The Formation: Double Paceline

Photo credit: Jimmy Cavalieri
Photo credit: Jimmy Cavalieri

This formation works best for larger riding groups. The rules are the same as for the single paceline, only now you’re all riding two-wide. The front riders take their pull, then drift off to their respective sides of the pack as riders behind them pull through.

The Pitfalls

You’ll face the same hurdles you would in the single paceline, with the additional challenge of the front riders maintaining the same pace side-by-side without half-wheeling (riding just in front of the rider next to you or letting your wheel overlap with the rider in front of you). This disrupts the rhythm of the pack and is considered bad form. There’s less room for error in a larger, tighter formation.

Pointers to Perfect It

All the rules of single-paceline riding apply here. In a double, you should also take care to:

→ Think shoulder-to-shoulder. Stay in line with the rider next to you, especially at the front, by keeping your shoulders in line.
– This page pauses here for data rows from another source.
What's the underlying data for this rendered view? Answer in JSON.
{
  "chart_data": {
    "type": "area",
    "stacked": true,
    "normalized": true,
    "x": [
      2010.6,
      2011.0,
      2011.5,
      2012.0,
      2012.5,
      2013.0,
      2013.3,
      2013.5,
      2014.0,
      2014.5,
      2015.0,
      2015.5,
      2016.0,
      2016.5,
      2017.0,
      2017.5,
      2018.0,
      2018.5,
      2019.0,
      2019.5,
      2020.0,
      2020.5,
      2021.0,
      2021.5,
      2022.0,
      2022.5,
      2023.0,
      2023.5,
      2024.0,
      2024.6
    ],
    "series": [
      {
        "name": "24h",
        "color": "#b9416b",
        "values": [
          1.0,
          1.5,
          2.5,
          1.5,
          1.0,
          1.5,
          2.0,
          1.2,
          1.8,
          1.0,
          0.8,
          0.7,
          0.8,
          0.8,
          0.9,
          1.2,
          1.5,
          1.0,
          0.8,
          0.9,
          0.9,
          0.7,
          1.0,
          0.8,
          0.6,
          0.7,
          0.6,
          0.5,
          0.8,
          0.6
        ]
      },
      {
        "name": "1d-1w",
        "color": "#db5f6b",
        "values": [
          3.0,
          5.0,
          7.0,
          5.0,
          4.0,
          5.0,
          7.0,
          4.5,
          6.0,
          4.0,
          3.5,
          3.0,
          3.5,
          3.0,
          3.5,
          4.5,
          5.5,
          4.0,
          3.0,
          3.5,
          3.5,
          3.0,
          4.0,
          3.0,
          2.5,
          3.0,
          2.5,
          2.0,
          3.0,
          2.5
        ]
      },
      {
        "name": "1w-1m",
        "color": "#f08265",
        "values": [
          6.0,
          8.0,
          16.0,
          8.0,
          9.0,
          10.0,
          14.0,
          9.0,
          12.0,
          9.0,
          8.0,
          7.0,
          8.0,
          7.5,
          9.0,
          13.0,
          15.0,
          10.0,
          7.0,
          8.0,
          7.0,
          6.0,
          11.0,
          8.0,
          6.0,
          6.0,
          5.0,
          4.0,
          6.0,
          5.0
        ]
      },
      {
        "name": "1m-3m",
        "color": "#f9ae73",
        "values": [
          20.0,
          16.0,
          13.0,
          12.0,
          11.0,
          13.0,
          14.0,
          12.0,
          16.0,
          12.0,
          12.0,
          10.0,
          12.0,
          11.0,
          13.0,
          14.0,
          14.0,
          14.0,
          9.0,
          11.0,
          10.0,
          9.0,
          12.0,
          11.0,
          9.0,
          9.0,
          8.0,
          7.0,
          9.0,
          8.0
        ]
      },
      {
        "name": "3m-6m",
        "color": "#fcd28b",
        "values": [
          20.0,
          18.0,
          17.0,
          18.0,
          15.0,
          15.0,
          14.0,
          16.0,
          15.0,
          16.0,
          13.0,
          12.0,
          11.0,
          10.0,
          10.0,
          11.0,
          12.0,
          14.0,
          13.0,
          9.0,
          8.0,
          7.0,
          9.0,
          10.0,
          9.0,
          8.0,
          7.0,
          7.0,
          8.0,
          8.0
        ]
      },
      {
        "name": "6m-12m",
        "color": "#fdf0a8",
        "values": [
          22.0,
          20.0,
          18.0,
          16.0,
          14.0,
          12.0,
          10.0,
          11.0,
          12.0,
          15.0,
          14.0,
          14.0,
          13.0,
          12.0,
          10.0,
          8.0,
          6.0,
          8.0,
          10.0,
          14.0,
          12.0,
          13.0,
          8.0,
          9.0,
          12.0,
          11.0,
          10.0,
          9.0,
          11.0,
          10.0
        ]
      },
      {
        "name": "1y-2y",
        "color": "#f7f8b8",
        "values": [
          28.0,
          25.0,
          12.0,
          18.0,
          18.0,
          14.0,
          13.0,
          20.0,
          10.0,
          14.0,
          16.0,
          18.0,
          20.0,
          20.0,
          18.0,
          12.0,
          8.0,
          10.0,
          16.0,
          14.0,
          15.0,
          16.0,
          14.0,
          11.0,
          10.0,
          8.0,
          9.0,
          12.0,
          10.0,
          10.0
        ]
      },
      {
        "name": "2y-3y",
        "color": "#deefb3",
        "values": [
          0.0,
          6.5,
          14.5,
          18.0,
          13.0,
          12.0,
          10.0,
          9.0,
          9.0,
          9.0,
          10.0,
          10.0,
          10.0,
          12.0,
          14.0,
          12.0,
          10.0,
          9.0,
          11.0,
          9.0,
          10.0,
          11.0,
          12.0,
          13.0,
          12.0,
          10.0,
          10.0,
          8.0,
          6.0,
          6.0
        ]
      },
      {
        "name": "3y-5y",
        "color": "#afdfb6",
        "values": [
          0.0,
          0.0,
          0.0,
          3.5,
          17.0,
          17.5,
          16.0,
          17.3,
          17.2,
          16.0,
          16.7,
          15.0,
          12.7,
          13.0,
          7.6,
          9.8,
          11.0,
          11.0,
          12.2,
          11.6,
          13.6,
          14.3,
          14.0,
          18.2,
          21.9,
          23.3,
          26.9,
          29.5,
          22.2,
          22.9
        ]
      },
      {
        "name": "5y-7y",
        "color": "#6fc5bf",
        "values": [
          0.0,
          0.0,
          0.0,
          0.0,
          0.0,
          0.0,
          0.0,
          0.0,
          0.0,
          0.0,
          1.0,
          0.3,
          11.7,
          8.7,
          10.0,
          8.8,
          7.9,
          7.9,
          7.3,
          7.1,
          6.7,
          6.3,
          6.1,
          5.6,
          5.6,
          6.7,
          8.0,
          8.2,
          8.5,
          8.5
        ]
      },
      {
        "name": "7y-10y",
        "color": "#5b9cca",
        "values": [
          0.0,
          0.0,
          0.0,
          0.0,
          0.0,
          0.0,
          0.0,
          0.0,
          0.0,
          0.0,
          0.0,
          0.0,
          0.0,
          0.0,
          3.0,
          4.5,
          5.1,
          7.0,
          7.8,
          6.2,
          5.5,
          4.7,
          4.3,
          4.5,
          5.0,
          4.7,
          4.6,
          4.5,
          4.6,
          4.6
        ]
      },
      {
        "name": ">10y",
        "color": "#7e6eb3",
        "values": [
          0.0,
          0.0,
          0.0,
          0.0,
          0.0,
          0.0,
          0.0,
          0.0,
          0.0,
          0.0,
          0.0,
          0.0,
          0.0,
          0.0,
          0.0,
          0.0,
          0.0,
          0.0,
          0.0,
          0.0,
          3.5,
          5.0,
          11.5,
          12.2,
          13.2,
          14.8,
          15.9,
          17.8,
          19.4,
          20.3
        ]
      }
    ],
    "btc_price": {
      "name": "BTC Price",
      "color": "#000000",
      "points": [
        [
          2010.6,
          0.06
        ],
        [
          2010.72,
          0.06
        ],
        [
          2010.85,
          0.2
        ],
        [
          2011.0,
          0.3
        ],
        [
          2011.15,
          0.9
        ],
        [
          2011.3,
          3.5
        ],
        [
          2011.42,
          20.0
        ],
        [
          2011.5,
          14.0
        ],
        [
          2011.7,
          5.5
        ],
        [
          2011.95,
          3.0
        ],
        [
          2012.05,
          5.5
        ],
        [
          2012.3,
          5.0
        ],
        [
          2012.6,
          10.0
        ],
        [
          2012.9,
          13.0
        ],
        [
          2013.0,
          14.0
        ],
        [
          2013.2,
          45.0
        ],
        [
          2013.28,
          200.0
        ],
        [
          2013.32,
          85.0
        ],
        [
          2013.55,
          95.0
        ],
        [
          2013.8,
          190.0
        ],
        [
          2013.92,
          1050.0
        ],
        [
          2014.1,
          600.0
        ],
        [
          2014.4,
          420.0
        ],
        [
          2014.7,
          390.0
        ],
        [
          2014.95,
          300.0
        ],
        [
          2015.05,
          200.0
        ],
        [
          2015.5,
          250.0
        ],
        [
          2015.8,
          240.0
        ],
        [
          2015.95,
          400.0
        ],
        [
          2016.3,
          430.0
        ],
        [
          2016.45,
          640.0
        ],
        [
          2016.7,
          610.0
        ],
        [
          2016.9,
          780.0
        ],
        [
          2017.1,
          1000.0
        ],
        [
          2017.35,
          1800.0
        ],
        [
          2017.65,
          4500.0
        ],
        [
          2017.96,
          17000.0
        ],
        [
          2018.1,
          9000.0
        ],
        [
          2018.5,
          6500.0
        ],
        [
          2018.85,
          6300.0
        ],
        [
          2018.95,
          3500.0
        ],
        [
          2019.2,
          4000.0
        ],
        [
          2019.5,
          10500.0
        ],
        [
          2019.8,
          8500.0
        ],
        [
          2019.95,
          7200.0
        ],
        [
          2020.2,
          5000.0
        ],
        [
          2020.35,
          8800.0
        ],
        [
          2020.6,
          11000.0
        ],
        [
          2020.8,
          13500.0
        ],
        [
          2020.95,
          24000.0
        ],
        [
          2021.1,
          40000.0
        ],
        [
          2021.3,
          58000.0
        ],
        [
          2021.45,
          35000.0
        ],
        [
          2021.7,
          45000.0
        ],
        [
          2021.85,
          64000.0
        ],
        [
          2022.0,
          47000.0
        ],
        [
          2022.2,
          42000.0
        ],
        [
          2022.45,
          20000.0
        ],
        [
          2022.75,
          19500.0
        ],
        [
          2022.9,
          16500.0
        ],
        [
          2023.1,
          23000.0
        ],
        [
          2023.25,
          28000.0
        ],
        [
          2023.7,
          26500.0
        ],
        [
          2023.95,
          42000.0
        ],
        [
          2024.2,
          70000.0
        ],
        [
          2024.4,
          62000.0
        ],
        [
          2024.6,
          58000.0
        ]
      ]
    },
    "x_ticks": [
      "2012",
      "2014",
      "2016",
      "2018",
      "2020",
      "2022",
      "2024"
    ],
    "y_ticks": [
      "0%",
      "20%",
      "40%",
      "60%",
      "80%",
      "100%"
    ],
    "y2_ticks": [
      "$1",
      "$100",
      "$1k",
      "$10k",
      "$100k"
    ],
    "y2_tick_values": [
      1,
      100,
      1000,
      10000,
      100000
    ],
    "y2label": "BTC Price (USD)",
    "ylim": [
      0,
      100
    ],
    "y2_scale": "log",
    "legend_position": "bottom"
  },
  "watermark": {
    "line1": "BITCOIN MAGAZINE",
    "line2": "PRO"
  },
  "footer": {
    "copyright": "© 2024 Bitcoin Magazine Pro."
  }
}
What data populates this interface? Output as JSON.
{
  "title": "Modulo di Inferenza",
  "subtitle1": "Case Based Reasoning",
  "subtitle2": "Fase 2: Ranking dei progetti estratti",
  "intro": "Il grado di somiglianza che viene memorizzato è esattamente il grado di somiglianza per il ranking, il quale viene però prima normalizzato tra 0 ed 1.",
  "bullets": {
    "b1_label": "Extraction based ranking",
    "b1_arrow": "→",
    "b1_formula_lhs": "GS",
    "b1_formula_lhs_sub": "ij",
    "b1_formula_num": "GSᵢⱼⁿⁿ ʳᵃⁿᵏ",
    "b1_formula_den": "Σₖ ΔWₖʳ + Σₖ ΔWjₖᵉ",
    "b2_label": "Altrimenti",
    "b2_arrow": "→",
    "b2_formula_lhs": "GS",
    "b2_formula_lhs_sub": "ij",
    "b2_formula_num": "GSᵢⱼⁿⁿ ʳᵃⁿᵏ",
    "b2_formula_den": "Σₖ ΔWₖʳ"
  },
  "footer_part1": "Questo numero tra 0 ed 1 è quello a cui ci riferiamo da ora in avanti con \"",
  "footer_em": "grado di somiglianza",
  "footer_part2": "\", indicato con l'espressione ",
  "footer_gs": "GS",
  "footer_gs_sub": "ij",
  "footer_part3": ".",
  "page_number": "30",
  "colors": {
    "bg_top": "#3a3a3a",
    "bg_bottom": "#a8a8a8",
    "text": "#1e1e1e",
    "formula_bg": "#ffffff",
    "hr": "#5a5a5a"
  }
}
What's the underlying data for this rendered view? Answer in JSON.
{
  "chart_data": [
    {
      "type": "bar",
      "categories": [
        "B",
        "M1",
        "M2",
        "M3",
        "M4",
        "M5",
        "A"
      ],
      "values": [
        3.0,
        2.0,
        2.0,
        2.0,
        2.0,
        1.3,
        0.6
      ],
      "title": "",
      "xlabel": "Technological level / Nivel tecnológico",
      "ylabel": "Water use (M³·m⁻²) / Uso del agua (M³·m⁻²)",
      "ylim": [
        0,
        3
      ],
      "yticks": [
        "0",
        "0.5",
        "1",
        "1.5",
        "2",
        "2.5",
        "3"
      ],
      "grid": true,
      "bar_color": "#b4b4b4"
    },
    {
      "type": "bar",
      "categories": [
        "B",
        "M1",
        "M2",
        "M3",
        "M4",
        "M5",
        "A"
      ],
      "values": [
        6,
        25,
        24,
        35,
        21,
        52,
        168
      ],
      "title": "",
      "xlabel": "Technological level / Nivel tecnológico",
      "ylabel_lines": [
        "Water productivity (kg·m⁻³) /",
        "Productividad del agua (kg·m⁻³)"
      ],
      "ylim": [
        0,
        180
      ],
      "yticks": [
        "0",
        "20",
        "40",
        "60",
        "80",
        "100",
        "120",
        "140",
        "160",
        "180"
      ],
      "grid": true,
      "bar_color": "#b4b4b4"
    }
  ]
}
→ Pull off in sync at a safe place. Be mindful that one rider will be pulling off toward the edge of the road. Work together at the front and agree on good pull-off points that give you and everyone in the pack the room they need to negotiate. Also pull off together so nobody has to surge to fill an unexpected gap at the front.

The Formation: Rotating Paceline

Photo credit: Jimmy Cavalieri
Photo credit: Jimmy Cavalieri

This is an advanced variation of the double paceline: Both lines are in constant, circular rotation, with the inside line moving faster than the outside line.

No one rider pulls for any length of time in this formation. Rather, when you are the front rider on the inside, faster line, you start drifting left as soon as the rider in front of you has moved left and has drifted back one bike length. Then, you soft-pedal back, and the next front rider drifts to the left-hand line. When you hit the back of the left-hand, slower line, you drift right into the slightly faster line.

The Pitfalls

This formation is considerably more challenging to execute smoothly than those listed above, especially with a mixed group of riders who don’t practice it regularly.

The biggest pitfall comes when there is a huge disparity in speed and effort between the two lines, so riders find themselves forced to make repeated punchy efforts to keep up with the faster line, which wastes rather than conserves energy.

Pointers to Perfect It

Pay attention to pedal pressure. The trick to maintaining a rotating paceline is to pay very close attention to the pressure you’re putting on your pedals. You should feel like you’re pedaling consistently and normally as you work your way up the right-hand side and are soft-pedaling as you retreat down the left-hand side. If riders in the advancing line start surging to the front, the effort will become unsustainable for a long ride.